1. can we say that the electrons just reach the surface of material at the time when surface temperature starts to increase? and the several us before this time is the flight time of electrons from gab to surface of material?
based on Fig. 2 and Fig. 5
2. the surface temperature decreases immediately when Ig decrease (at ~200 us). Ig is still positive after that. it means we still have power source. why dose surface temperature decrease when we have power source? is it because more energy pass to sub surface than energy input?did you consider the radiation and convection as boundary condition at the surface (L=0)?
KA
Author
Kamilla Ashurova
2020-09-17 15:22
shijian zhang 2020-09-16 15:57
based on Fig. 2. 1. can we say that the electrons just reach the surface of material at the time when surface temperature starts to increase? and the several us before this time is the flight time of electrons from
1. Heating of the material starts immediately after the interaction of the electron beam with its surface. Before that, the material is at room temperature. The contribution of the electron beam energy to the material ends after the end of the current in the accelerating gap.

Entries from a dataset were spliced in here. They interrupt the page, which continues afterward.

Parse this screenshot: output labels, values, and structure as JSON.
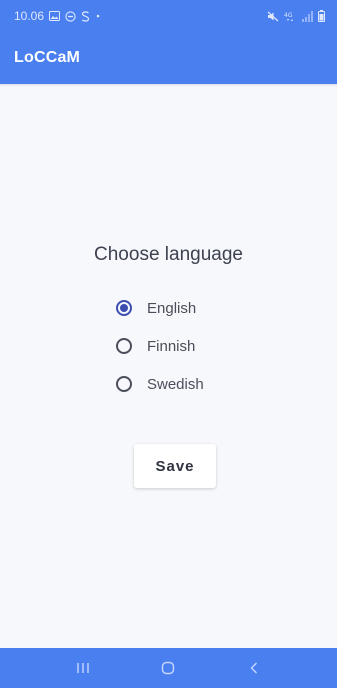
{
  "status_bar": {
    "time": "10.06",
    "left_icons": [
      "gallery-icon",
      "do-not-disturb-icon",
      "s-app-icon",
      "dot-icon"
    ],
    "right_icons": [
      "mute-icon",
      "4g-icon",
      "signal-icon",
      "battery-icon"
    ],
    "network_label": "4G"
  },
  "app_bar": {
    "title": "LoCCaM"
  },
  "language_form": {
    "heading": "Choose language",
    "options": [
      {
        "label": "English",
        "selected": true
      },
      {
        "label": "Finnish",
        "selected": false
      },
      {
        "label": "Swedish",
        "selected": false
      }
    ],
    "save_label": "Save"
  },
  "nav_bar": {
    "buttons": [
      "recent-apps-icon",
      "home-icon",
      "back-icon"
    ]
  },
  "colors": {
    "primary": "#4a7ff0",
    "background": "#f7f8fc",
    "radio_selected": "#3b4eb0",
    "text": "#3d4250"
  }
}
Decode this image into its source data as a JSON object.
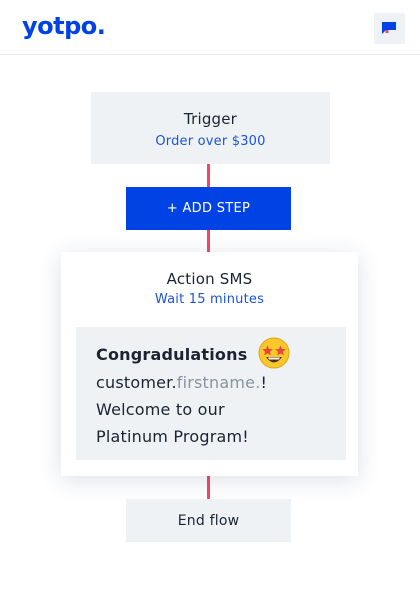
{
  "header": {
    "logo_text": "yotpo.",
    "chat_icon": "chat-bubble-icon"
  },
  "trigger": {
    "title": "Trigger",
    "subtitle": "Order over $300"
  },
  "add_step": {
    "label": "+ ADD STEP"
  },
  "action": {
    "title": "Action SMS",
    "subtitle": "Wait 15 minutes",
    "message": {
      "line1": "Congradulations",
      "emoji": "star-struck-emoji",
      "line2_prefix": "customer.",
      "line2_variable": "firstname.",
      "line2_suffix": "!",
      "line3": "Welcome to our",
      "line4": "Platinum Program!"
    }
  },
  "end_flow": {
    "label": "End flow"
  },
  "colors": {
    "brand_blue": "#0042e4",
    "connector_red": "#f2475f",
    "card_gray": "#eef2f5",
    "link_blue": "#1b54d9",
    "variable_gray": "#8993a1"
  }
}
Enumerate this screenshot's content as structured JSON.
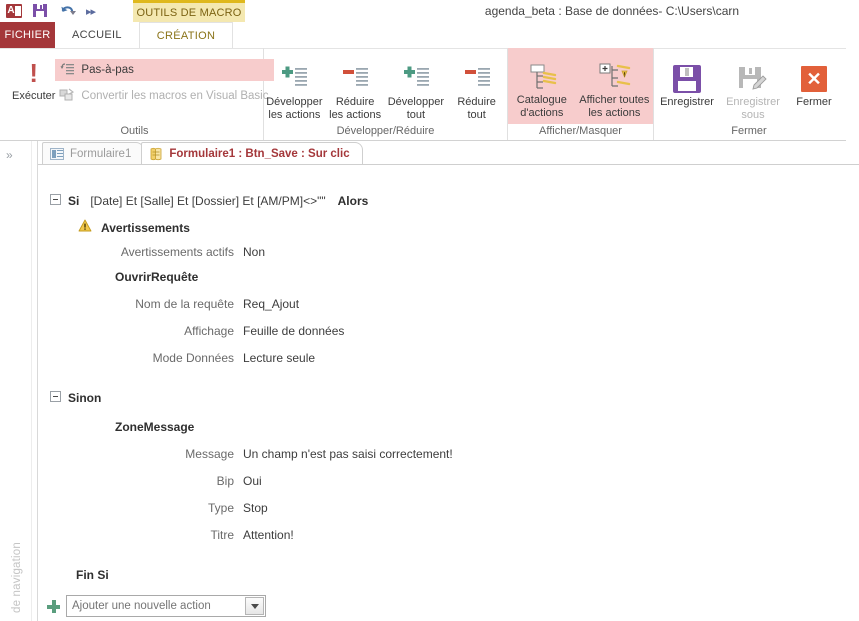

2. After 200 μs, the beam current pulse does not end, and the beam energy continues to be deposited into the sample. Even if the duration of the discharge current pulse does not exceed 200 μs, the processes in the accelerating gap continue. This energy contribution can be considered uncontrollable, and here you are right - the rate of energy input after 200 μs is several times less than before 200 μs. Since the temperature of the sample surface is very high by the instant of the beam current pulse corresponding to 200 μs, this leads to the fact that a decrease in the rate of energy input leads to a decrease in the sample temperature. The system tends to thermal equilibrium when the amount of energy input is equal to the amount of energy removed from the sample. In this case, the higher the sample surface temperature, the higher the rate of output energy. Energy removal is provided by three mechanisms: a) heat transfer, which is proportional to the thermal conductivity coefficient and the temperature difference between the surface and the sample (Q ~ K · Δt); b) radiation (the Stefan-Boltzmann law, from which it is known that heat removal by radiation is proportional to the body temperature to the fourth power S = σ · T4); c) evaporation of the material. In this case, radiation was not taken into account
sz
shijian zhang
2020-09-18 10:33
Kamilla Ashurova 2020-09-17 15:22
1. Heating of the material starts immediately after the interaction of the electron beam with its surface. Before that, the material is at room temperature. The contribution of the electron beam energy to the material ends after the end
thanks for your reply.
i want to make it more clear about my first question. as we can see on Fig.2, the surface temperature did not raise up immediately (at 0 us). it starts to increase at about 10 us. and during 0-10 us we have discharge and gap current. is it reasonable to say that electrons was flying to the surface during this time?
KA
Author
Kamilla Ashurova
2020-09-19 02:56
shijian zhang 2020-09-18 10:33
thanks for your reply. i want to make it more clear about my first question. as we can see on Fig.2, the surface temperature did not raise up immediately (at 0 us). it starts to increase at about 10
Actually, it is not so. Because electrons reach the surface for the fraction of microsecond. On figure 2, you may not see how temperature increases for the first 10 μs because of the pyrometer, which measures the temperature. Because it starts recording temperature only from 300 grades. And after the surface heated for 300 grades, it starts indicating on the graph.